Each police force has its own Criminal Investigation Department (CID). Members of CIDs are detectives, and they do not wear uniforms. (The other uniformed people you see in British towns are traffic wardens. Their job is to make sure that drivers obey the parking regulations. They have no other powers — it is the police who are responsible for controlling offences like speeding, careless driving and drunken driving.)
The duties of the police are varied, ranging from assisting at accidents to safeguarding public order and dealing with lost property. One of their main functions is, of course, apprehending criminals and would-be criminals.
Cesare Lombroso (1836—1909)
Professor Lombroso is a criminologist whose views, though not altogether correct, caused a lot of interest and made other people look into the problem of crime in a more scientific way. He is regarded as the father of the scientific study of criminals, or
Lombroso studied at the universities of Padua, Vienna, and Paris, and later he became a professor of psychiatry and forensic medicine, a director of a mental asylum.

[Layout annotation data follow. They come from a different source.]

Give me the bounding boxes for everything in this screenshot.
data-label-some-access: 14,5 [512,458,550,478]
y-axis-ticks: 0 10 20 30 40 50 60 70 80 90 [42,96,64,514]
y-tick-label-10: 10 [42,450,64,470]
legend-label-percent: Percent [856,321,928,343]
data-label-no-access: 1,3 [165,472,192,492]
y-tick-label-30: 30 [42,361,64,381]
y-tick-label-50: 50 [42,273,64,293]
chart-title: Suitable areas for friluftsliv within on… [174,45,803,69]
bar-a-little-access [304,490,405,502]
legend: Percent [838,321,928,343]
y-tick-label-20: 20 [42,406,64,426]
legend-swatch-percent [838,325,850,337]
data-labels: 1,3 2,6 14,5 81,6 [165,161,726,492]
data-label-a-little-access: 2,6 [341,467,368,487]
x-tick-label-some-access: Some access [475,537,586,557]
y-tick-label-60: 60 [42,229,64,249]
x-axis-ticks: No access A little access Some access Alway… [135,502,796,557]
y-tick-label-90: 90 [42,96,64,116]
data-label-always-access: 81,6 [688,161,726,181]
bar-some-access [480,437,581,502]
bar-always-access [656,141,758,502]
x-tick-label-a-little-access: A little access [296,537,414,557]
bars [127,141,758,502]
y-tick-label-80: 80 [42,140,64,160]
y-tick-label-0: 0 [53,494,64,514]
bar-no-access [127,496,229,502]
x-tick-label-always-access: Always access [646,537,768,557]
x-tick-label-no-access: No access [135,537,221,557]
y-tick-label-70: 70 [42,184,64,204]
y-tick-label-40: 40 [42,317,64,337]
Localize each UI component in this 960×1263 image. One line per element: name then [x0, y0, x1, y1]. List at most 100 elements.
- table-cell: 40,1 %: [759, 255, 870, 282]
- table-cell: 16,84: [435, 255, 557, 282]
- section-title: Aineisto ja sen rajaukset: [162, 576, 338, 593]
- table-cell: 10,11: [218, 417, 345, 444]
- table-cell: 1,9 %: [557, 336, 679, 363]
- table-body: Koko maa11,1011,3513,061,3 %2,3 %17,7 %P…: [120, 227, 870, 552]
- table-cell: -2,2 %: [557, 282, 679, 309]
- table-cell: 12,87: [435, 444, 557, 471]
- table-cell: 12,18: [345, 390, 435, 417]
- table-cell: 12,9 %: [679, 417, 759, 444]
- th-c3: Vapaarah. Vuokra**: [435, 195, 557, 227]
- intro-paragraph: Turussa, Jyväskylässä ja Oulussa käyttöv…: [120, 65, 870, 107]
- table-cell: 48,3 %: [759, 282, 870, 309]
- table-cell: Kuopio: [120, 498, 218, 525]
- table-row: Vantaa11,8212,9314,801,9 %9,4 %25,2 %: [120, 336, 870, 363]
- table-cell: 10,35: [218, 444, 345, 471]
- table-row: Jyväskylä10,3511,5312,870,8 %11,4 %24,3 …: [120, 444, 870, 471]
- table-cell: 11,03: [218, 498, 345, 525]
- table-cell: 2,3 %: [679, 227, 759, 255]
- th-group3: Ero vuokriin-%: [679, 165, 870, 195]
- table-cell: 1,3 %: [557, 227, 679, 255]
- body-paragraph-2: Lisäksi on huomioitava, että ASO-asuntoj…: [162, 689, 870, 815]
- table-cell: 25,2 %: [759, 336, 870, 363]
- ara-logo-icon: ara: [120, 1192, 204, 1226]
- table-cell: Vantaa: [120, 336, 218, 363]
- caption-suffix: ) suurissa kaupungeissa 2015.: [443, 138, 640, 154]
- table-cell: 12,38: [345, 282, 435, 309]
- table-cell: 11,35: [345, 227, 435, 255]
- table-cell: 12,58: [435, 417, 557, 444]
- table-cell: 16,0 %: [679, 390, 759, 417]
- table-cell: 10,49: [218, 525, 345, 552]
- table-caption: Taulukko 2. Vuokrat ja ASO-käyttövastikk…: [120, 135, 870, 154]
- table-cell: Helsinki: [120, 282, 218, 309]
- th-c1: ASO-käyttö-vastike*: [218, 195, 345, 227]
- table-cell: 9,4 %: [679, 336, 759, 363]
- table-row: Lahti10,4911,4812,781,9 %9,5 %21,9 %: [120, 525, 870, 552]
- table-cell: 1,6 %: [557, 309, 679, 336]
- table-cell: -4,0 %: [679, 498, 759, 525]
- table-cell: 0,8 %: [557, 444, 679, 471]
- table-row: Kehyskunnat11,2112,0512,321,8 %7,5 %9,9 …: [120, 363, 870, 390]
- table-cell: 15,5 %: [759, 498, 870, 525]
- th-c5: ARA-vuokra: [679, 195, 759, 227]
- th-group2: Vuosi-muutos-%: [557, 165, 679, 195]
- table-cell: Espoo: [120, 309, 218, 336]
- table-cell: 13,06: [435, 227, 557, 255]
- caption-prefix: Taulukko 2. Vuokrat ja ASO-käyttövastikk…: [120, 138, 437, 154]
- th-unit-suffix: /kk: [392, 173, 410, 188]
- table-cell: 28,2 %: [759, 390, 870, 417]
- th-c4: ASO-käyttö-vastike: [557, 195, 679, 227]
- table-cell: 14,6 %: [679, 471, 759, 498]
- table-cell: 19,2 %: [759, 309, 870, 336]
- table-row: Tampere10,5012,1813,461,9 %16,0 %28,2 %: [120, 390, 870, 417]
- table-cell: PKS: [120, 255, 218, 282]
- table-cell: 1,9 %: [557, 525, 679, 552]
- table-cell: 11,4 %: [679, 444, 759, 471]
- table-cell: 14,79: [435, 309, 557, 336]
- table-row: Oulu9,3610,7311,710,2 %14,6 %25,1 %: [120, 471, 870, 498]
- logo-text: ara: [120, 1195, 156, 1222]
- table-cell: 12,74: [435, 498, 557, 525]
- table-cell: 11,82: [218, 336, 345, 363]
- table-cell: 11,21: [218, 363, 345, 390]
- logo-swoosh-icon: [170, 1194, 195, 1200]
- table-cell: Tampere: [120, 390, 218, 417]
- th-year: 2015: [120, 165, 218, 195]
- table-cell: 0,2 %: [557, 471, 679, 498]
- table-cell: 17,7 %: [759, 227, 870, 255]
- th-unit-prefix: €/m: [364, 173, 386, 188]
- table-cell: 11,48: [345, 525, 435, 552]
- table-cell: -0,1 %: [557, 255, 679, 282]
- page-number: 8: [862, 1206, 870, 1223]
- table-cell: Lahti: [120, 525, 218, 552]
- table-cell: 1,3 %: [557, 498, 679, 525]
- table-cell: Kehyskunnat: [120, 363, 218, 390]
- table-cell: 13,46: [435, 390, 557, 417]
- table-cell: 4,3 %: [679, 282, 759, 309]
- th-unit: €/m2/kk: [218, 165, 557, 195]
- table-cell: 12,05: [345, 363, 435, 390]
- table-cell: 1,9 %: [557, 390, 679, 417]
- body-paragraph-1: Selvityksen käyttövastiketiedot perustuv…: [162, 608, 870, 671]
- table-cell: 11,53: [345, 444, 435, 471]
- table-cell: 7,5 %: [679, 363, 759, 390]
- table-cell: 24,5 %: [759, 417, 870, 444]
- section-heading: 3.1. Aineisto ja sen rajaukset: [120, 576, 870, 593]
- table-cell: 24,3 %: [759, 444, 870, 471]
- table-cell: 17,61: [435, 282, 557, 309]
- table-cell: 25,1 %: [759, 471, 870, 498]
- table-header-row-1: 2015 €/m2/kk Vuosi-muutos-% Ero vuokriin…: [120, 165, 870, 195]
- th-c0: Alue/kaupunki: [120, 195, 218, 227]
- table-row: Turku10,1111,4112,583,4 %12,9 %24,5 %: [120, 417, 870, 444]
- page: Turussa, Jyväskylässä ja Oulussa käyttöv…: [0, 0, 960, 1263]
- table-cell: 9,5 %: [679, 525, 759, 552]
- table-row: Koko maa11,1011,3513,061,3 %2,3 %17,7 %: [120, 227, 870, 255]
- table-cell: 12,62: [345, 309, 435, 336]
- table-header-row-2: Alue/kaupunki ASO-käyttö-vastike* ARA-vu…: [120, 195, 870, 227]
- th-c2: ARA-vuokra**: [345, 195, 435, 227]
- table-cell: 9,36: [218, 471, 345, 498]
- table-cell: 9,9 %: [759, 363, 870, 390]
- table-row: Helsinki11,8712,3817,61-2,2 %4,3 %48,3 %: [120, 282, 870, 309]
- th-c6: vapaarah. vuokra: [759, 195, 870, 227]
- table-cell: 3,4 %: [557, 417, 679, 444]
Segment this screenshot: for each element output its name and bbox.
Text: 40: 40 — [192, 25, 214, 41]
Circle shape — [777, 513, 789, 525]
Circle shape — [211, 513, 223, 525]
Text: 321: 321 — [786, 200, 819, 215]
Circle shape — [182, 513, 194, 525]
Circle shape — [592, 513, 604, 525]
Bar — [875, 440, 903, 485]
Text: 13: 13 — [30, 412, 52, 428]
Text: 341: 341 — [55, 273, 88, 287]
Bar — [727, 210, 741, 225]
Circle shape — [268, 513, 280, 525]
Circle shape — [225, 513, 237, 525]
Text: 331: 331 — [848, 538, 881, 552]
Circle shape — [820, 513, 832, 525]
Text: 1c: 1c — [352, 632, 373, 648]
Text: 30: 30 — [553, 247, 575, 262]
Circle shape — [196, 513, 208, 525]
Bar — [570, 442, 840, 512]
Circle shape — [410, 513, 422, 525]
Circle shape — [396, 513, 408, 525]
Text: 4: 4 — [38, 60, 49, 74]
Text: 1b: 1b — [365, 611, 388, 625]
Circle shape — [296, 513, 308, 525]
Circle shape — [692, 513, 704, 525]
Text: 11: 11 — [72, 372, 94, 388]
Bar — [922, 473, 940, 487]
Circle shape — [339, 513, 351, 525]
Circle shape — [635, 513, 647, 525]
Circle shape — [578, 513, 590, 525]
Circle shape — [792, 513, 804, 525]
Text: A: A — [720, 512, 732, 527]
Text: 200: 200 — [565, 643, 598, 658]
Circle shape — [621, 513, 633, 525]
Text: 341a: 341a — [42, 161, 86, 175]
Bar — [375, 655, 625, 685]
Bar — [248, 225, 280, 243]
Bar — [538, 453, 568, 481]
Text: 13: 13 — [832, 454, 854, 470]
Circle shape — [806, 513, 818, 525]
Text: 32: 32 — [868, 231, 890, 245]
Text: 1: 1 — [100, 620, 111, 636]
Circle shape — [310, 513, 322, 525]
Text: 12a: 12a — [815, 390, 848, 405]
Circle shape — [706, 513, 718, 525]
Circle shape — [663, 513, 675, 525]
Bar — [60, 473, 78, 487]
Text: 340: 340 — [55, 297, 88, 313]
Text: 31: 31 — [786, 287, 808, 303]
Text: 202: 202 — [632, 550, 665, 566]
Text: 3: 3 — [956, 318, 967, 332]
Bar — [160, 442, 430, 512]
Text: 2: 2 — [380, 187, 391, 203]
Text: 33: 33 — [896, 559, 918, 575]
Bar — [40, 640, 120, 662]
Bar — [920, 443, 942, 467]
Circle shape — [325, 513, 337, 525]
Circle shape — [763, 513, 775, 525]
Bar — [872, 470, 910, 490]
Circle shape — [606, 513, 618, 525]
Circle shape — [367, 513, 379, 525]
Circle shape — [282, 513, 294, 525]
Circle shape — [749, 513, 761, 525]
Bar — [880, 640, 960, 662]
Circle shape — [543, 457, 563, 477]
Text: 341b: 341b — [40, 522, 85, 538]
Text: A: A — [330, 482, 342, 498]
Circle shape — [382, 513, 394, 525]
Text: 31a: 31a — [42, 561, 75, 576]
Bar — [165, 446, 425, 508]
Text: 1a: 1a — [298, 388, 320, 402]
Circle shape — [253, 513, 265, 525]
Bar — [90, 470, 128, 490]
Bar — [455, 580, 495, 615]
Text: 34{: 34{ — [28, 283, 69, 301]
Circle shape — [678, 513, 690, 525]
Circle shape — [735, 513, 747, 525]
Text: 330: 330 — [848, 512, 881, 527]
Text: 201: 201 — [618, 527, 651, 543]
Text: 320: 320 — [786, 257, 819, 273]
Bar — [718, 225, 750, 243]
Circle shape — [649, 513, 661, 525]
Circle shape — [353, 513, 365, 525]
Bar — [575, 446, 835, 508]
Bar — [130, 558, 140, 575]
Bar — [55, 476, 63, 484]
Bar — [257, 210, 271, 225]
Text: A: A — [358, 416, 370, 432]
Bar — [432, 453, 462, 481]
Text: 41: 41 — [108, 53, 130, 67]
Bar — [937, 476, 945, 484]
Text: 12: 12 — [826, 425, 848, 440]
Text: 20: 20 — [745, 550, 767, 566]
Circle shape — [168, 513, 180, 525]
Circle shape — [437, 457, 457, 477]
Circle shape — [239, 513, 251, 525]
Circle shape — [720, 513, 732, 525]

In an enormous book called The Criminal, he set out the idea that there is a definite criminal type, who can he recognised by his or her appearance. Some of what he said is difficult to believe. For example, he said that left-handed persons have a criminal instinct. Among the things he considered important were the shape of the head, colour of the hair, the eyes, the curve of the chin and forehead and if the ears stick out
Lombroso's theories were widely influential in Europe for a time, but his emphasis on hereditary causes of crime was later strongly rejected in favour of environmental factors. Lombroso tried to reform the Italian penal system, and he encouraged more humane and constructive treatment of convicts through the use of work programs intended to make them more productive members of society.